O projeto traz inovações interessantes, como atualizar a lista de crimes de responsabilidade para torná-la mais contemporânea, à luz dos enormes poderes que os ministros do STF têm hoje – e também das más práticas que se naturalizaram. “Auferir, a qualquer título ou pretexto, auxílios ou contribuições de pessoas físicas ou de entidades públicas ou privadas” ou “manifestar, por qualquer meio de comunicação, opinião sobre processos ou procedimentos pendentes de julgamento” são vedações bem-vindas que constam na proposta. Para diminuir o excesso de denúncias, promovido pela extrema direita como uma forma de intimidar os ministros, o projeto de lei estabelece um filtro: as acusações só poderão ser apresentadas por algumas entidades previamente definidas, como partidos políticos ou a Ordem dos Advogados do Brasil (OAB). Para que um cidadão comum possa protocolar um pedido de impeachment, será aplicado um modelo semelhante ao das leis de iniciativa popular, em que é preciso angariar o apoio de pelo menos 1% do eleitorado, minimamente distribuído entre as diferentes unidades federativas.
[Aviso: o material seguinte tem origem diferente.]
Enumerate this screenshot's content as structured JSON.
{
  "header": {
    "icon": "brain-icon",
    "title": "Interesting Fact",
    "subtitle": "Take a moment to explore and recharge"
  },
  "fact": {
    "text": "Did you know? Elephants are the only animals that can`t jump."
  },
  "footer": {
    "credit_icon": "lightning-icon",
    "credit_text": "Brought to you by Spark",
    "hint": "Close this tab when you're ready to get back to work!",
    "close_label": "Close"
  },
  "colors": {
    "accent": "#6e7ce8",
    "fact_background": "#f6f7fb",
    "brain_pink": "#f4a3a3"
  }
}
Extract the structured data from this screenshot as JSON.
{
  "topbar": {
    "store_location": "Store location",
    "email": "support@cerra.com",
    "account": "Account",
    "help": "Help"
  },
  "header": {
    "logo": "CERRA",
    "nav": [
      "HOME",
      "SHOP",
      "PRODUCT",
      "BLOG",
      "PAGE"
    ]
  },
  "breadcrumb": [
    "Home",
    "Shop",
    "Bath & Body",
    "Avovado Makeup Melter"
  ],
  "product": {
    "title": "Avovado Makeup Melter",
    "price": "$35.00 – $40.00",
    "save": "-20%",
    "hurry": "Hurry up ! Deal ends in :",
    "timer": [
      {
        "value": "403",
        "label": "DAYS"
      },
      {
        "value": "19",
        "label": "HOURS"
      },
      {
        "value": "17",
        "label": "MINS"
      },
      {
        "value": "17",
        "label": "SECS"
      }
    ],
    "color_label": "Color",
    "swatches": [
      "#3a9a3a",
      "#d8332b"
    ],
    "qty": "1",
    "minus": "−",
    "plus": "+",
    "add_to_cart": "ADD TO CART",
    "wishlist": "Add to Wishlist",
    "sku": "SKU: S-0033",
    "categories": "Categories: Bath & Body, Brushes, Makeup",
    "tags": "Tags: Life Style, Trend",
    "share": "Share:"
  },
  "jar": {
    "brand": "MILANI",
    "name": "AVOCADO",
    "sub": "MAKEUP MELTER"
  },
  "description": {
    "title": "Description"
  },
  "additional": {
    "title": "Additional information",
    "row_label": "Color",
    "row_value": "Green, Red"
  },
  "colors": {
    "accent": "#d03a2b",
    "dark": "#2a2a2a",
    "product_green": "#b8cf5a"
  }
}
O que o projeto não faz, e nem poderia, é blindar os ministros do Supremo em caráter praticamente absoluto não apenas por suas decisões, mas também por suas condutas – como seria no modelo proposto por Gilmar. O decano do STF tem razão em apontar que magistrados não devem ser punidos pela hermenêutica de suas decisões, mas isso não significa que eles devam ser imunizados de modo a nunca serem responsabilizados porque o mecanismo de responsabilização é passível de abuso. Não seria ruim que ministros da Corte tivessem medo de impeachment por quebra de decoro ao serem flagrados, por exemplo, viajando como convidados em um jatinho na companhia de advogados com casos julgados no tribunal, como se deu agora com Dias Toffoli; ou por serem sócios em um instituto que recebe verba pública de um estado cujo governador é alvo de um pedido de cassação, como ocorreu com André Mendonça no caso de Antônio Denarium (PP-RR); ou por operarem um lobby descarado em favor da candidatura de uma filha ao cargo de desembargadora, como fez Luiz Fux; ou por fazerem tantas outras coisas que o próprio Gilmar Mendes fez e faz, como declarações indecorosas e a patronagem a um convescote lobístico que cobra um preço da dignidade de sua toga. Sem ser capaz de distinguir entre a proteção contra extremismo e a mais aviltante quebra de decoro por ministros do Supremo, o desenho de Gilmar não tem como se sustentar.